In late May, the Rutherford County School Board voted 4-2 to terminate principal Helen Campbell, citing unprofessional conduct and neglect of duty.
Surveillance video allegedly shows Campbell and teacher Bonnie Marlar with a non-compliant student in the office. That leads to the two dragging the child by the feet down a hallway of nearly 600 feet to a separate room for isolation.
“Mrs. Campbell was an educator forced to make a decision with a student who was in a situation where the behavioral history indicated that a problem was coming, unfortunately, instead of meeting with Mrs. Campbell and trying to learn why she relocated the student, what our Director of Schools did is look at a video, call police and have her arrested,” said Scott Kimberly, Campbell’s lawyer.
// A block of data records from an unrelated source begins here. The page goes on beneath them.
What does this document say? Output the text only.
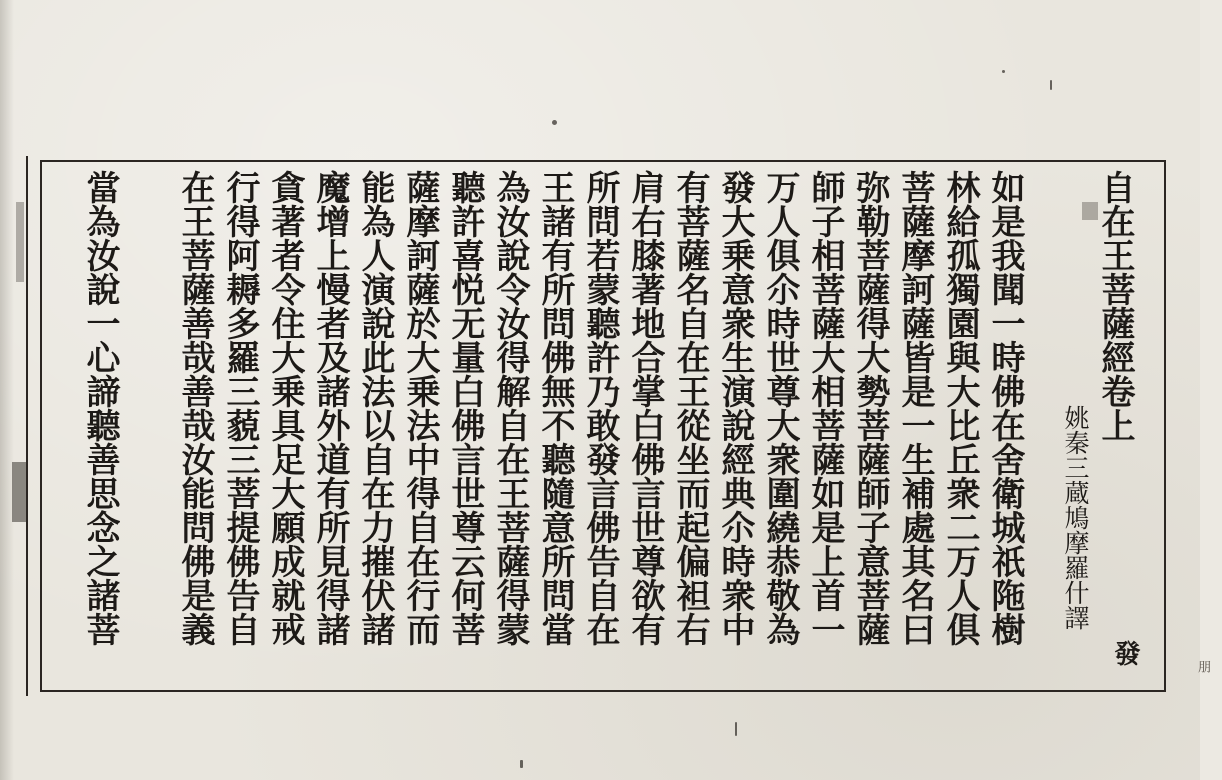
自在王菩薩經卷上
姚秦三蔵鳩摩羅什譯
發
朋
如是我聞一時佛在舍衛城祇陁樹
林給孤獨園與大比丘衆二万人俱
菩薩摩訶薩皆是一生補處其名曰
弥勒菩薩得大勢菩薩師子意菩薩
師子相菩薩大相菩薩如是上首一
万人俱尒時世尊大衆圍繞恭敬為
發大乗意衆生演說經典尒時衆中
有菩薩名自在王從坐而起偏袒右
肩右膝著地合掌白佛言世尊欲有
所問若蒙聽許乃敢發言佛告自在
王諸有所問佛無不聽隨意所問當
為汝說令汝得解自在王菩薩得蒙
聽許喜悦无量白佛言世尊云何菩
薩摩訶薩於大乗法中得自在行而
能為人演說此法以自在力摧伏諸
魔增上慢者及諸外道有所見得諸
貪著者令住大乗具足大願成就戒
行得阿耨多羅三藐三菩提佛告自
在王菩薩善哉善哉汝能問佛是義
當為汝說一心諦聽善思念之諸菩
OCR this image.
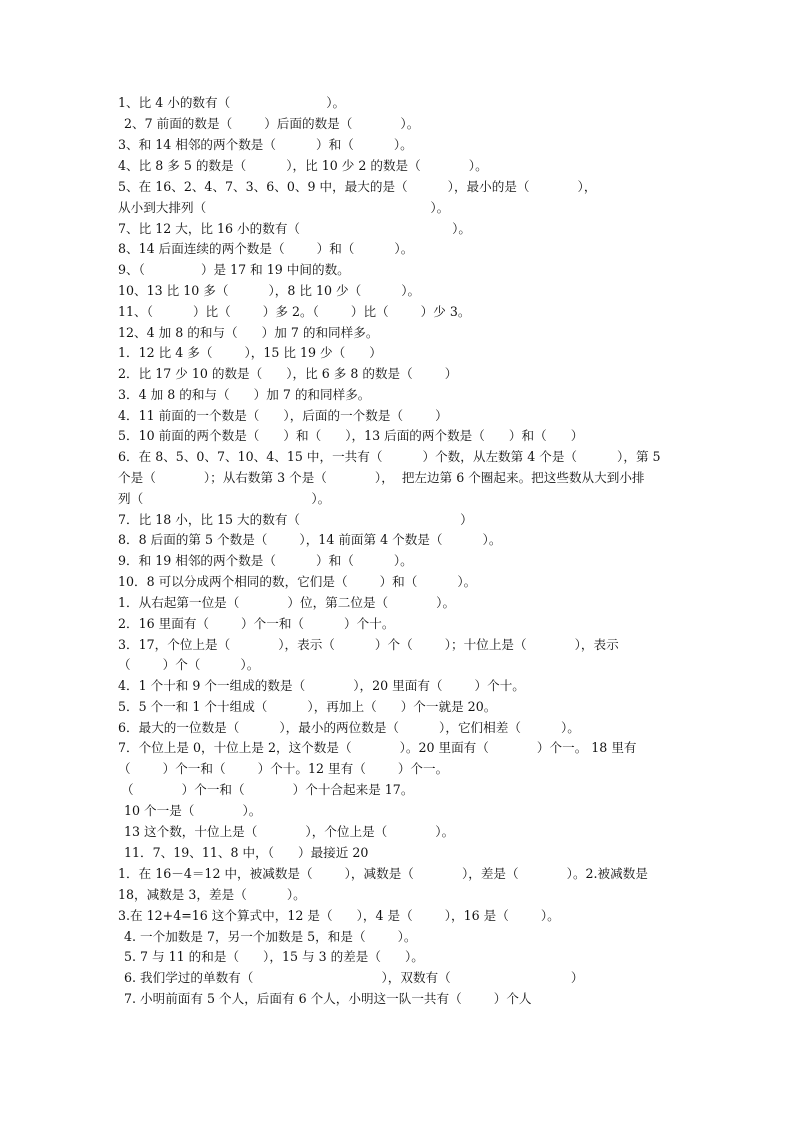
1、比 4 小的数有（                        ）。
2、7 前面的数是（        ）后面的数是（            ）。
3、和 14 相邻的两个数是（          ）和（          ）。
4、比 8 多 5 的数是（          ），比 10 少 2 的数是（            ）。
5、在 16、2、4、7、3、6、0、9 中，最大的是（          ），最小的是（            ），
从小到大排列（                                                        ）。
7、比 12 大，比 16 小的数有（                                      ）。
8、14 后面连续的两个数是（        ）和（          ）。
9、（              ）是 17 和 19 中间的数。
10、13 比 10 多（          ），8 比 10 少（          ）。
11、（          ）比（        ）多 2。（        ）比（        ）少 3。
12、4 加 8 的和与（      ）加 7 的和同样多。
1．12 比 4 多（        ），15 比 19 少（      ）
2．比 17 少 10 的数是（      ），比 6 多 8 的数是（        ）
3．4 加 8 的和与（      ）加 7 的和同样多。
4．11 前面的一个数是（      ），后面的一个数是（        ）
5．10 前面的两个数是（      ）和（      ），13 后面的两个数是（      ）和（      ）
6．在 8、5、0、7、10、4、15 中，一共有（          ）个数，从左数第 4 个是（          ），第 5
个是（            ）；从右数第 3 个是（            ），  把左边第 6 个圈起来。把这些数从大到小排
列（                                          ）。
7．比 18 小，比 15 大的数有（                                        ）
8．8 后面的第 5 个数是（        ），14 前面第 4 个数是（          ）。
9．和 19 相邻的两个数是（          ）和（          ）。
10．8 可以分成两个相同的数，它们是（        ）和（          ）。
1．从右起第一位是（            ）位，第二位是（            ）。
2．16 里面有（        ）个一和（          ）个十。
3．17，个位上是（            ），表示（          ）个（        ）；十位上是（            ），表示
（        ）个（          ）。
4．1 个十和 9 个一组成的数是（            ），20 里面有（        ）个十。
5．5 个一和 1 个十组成（          ），再加上（      ）个一就是 20。
6．最大的一位数是（          ），最小的两位数是（          ），它们相差（          ）。
7．个位上是 0，十位上是 2，这个数是（            ）。20 里面有（            ）个一。 18 里有
（        ）个一和（        ）个十。12 里有（        ）个一。
（            ）个一和（            ）个十合起来是 17。
10 个一是（            ）。
13 这个数，十位上是（            ），个位上是（            ）。
11．7、19、11、8 中，（      ）最接近 20
1．在 16－4＝12 中，被减数是（        ），减数是（            ），差是（            ）。2.被减数是
18，减数是 3，差是（          ）。
3.在 12+4=16 这个算式中，12 是（      ），4 是（        ），16 是（        ）。
4. 一个加数是 7，另一个加数是 5，和是（        ）。
5. 7 与 11 的和是（      ），15 与 3 的差是（      ）。
6. 我们学过的单数有（                                ），双数有（                              ）
7. 小明前面有 5 个人，后面有 6 个人，小明这一队一共有（        ）个人
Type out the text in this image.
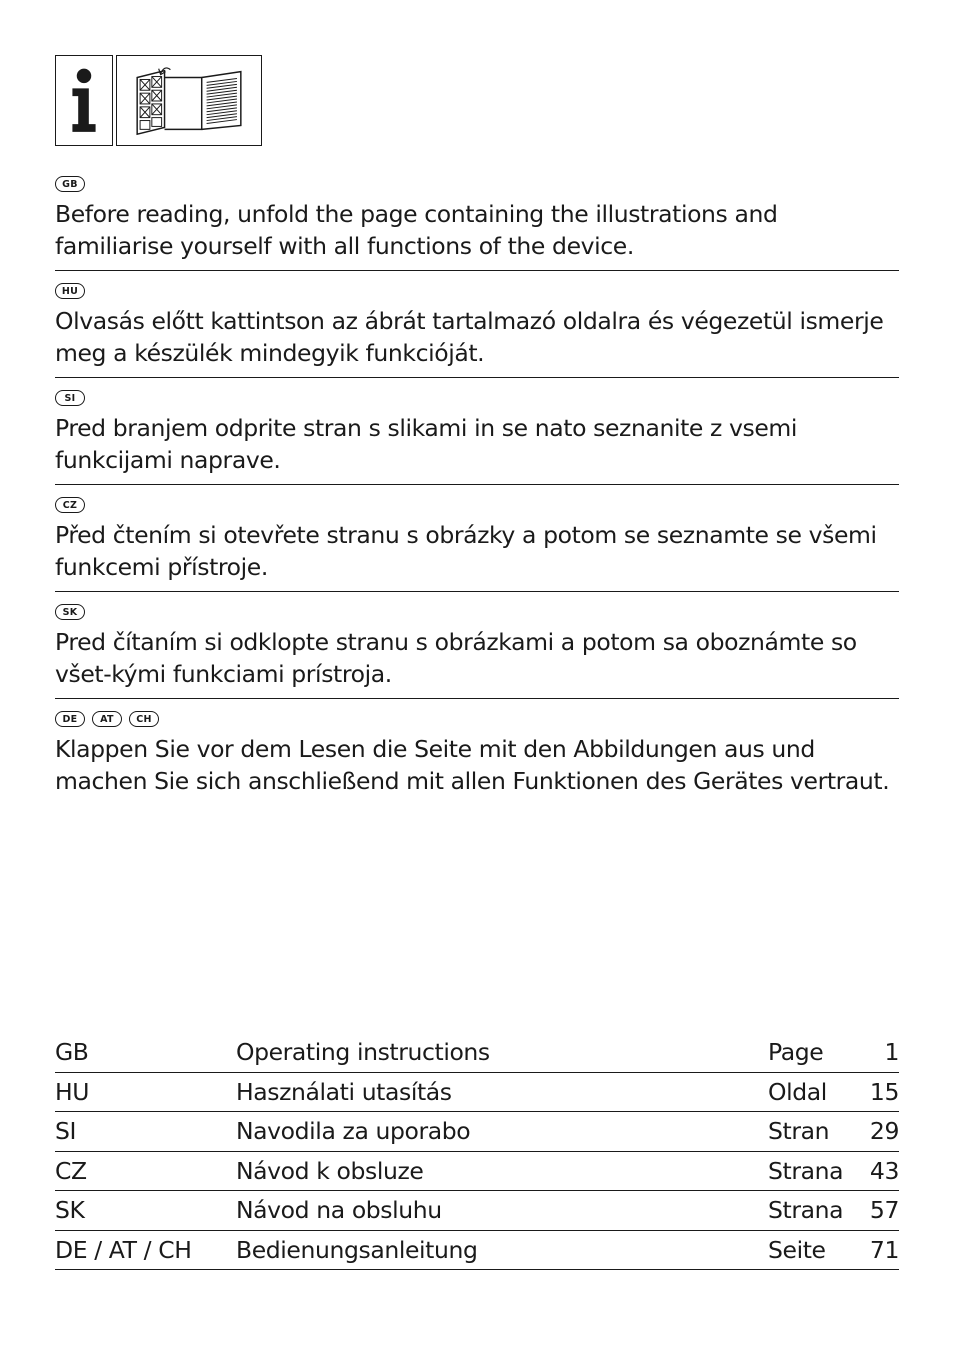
GB

Before reading, unfold the page containing the illustrations and familiarise yourself with all functions of the device.

HU

Olvasás előtt kattintson az ábrát tartalmazó oldalra és végezetül ismerje meg a készülék mindegyik funkcióját.

SI

Pred branjem odprite stran s slikami in se nato seznanite z vsemi funkcijami naprave.

CZ

Před čtením si otevřete stranu s obrázky a potom se seznamte se všemi funkcemi přístroje.

SK

Pred čítaním si odklopte stranu s obrázkami a potom sa oboznámte so všet-kými funkciami prístroja.

DE	AT	CH

Klappen Sie vor dem Lesen die Seite mit den Abbildungen aus und machen Sie sich anschließend mit allen Funktionen des Gerätes vertraut.

GB	Operating instructions	Page	1
HU	Használati utasítás	Oldal	15
SI	Navodila za uporabo	Stran	29
CZ	Návod k obsluze	Strana	43
SK	Návod na obsluhu	Strana	57
DE / AT / CH	Bedienungsanleitung	Seite	71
It’s important to note the Rutherford County Board of Education policy states that a child may be restrained or relocated to another location when such relocation is necessary for the safety of the student or others. Even so, board director Bill Spurlock said Campbell failed to report the restraint and isolation of the student and allegedly attempted to tamper with and or destroy security camera footage from the school system.
According to the sheriff’s office, video surveillance shows Campbell going into the library where the video server is stored. Other images shared with Nexstar’s WKRN show portions of video that are distorted and deleted.
“The reason this has what I would consider evidentiary inconsistencies is that the state managed to recover all the videos Mrs. Campbell managed to allegedly delete of this incident, stepping aside from the fact that Mrs. Campbell does not have the technological capacity to access the server or delete these things,” Kimberly said.
All of this has led to a lost job and criminal charges including misdemeanor child abuse and tampering with evidence.
“To understand how this criminal case started, Mrs. Campbell was arrested and charged with the misdemeanor charge of child abuse. We had a preliminary hearing through which the state offered evidence through their lead detective and in that hearing the state failed to introduce a single piece of evidence related to this child suffering any injury of any kind from this incident,” Kimberly said.
The original charges were ultimately dropped, but Campbell would later be indicted by a grand jury on the same charges. She accepted a plea agreement, though she maintains her innocence.
The plea also ensures she will have no long-term criminal record.
The next step is an administrative hearing before an administrative law judge. If Campbell doesn’t like that decision she can, and according to her lawyer, will appeal.
For now, she remains suspended from employment.